La emoción de la Semana Santa anoche se escuchó en Cáceres. El Gran Teatro acogió Quejío de Pasión, un recital de saetas que reivindica la fuerza de este canto y su arraigo en la tradición extremeña. Sobre las tablas, los saeteros Jorge Peralta y Tamara Alegre recorrieron los distintos estilos del género en un espectáculo que conecta desde el silencio más profundo.

El productor del espectáculo, Miguel Pérez, explicó el origen de esta propuesta: “Conociendo a Jorge, conociendo la importancia de la saeta, la Semana Santa que tenemos en Cáceres y los grandes saeteros que hay aquí, como Tamara Alegre en este caso… ¿por qué no dar valor a esa saeta?”.

La función se convirtió en un viaje por la dedicación de dos artistas que crecieron con esta tradición. Tamara Alegre evocó los inicios compartidos: “Vamos a recordar a esos dos niños que empezaron en la escuela de saeta de La Saracena con el Niño de la Rivera”.
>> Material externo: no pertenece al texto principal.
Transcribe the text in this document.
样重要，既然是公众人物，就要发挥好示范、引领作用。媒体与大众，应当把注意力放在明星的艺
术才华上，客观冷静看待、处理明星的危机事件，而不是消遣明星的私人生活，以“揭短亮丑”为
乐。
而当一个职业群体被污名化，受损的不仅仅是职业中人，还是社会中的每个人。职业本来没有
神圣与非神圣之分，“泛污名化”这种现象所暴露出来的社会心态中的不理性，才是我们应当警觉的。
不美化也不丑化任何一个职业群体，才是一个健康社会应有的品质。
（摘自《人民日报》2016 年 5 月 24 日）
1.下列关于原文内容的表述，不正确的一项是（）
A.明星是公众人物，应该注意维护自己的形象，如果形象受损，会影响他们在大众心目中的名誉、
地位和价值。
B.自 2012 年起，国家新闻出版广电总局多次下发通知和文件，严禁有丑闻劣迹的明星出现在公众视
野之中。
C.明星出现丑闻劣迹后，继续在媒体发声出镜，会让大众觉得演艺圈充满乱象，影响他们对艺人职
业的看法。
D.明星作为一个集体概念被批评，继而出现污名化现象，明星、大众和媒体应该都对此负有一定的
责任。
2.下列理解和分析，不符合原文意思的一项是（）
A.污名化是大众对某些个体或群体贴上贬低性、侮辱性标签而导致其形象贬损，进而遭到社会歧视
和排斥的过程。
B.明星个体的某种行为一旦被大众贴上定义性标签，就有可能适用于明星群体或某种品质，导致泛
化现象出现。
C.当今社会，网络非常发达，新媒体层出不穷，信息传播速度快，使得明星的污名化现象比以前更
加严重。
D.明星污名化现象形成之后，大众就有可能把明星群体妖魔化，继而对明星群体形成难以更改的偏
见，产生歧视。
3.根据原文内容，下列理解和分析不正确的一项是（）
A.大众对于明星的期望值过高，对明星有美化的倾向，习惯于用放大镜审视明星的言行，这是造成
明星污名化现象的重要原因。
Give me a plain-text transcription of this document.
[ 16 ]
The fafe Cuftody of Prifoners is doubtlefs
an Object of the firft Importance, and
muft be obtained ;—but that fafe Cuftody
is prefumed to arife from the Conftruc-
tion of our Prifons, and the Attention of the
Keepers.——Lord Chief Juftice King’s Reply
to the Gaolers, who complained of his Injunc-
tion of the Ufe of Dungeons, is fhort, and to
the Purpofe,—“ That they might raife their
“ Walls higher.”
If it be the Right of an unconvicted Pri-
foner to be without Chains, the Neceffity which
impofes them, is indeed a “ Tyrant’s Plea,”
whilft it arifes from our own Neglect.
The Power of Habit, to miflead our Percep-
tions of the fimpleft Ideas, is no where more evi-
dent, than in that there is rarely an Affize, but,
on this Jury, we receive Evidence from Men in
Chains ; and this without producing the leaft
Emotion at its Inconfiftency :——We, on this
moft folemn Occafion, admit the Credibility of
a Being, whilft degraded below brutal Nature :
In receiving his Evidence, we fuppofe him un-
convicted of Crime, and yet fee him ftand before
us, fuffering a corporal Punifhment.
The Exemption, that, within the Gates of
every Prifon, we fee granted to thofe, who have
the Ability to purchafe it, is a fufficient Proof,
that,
Pérez destacó también la dimensión universal del homenaje: “Generalizan a esos artistas… a los artistas en realidad de cualquier disciplina”, subrayó.

Durante el recital se escucharon todos los estilos, desde las saetas cacereñas más tradicionales hasta composiciones cofrades y flamencas. Alegre detalló el recorrido musical: “Comenzamos con nuestras saetas cacereñas llanas, una saeta que cantaba el pueblo. Poco a poco se fueron metiendo la saeta por seguidilla, con sus cambios, carceleras… Van a escuchar una saeta por martinete”.

Por su parte, Jorge Peralta puso voz a algunos de los temas cofrades del programa: “Uno es ‘Es cautivo’ y otro es ‘Lágrimas de sangre’”.

El espectáculo incluyó también un reconocimiento a los grandes referentes de esta herencia musical. “Es un homenaje a esa saeta, a la tradición que tiene Cáceres, a esos saeteros de antaño de los que ellos han bebido y han aprendido”, añadió Pérez.

Entre notas, silencios y quejíos, Cáceres volvió a sentir anoche la intensidad de la Semana Santa.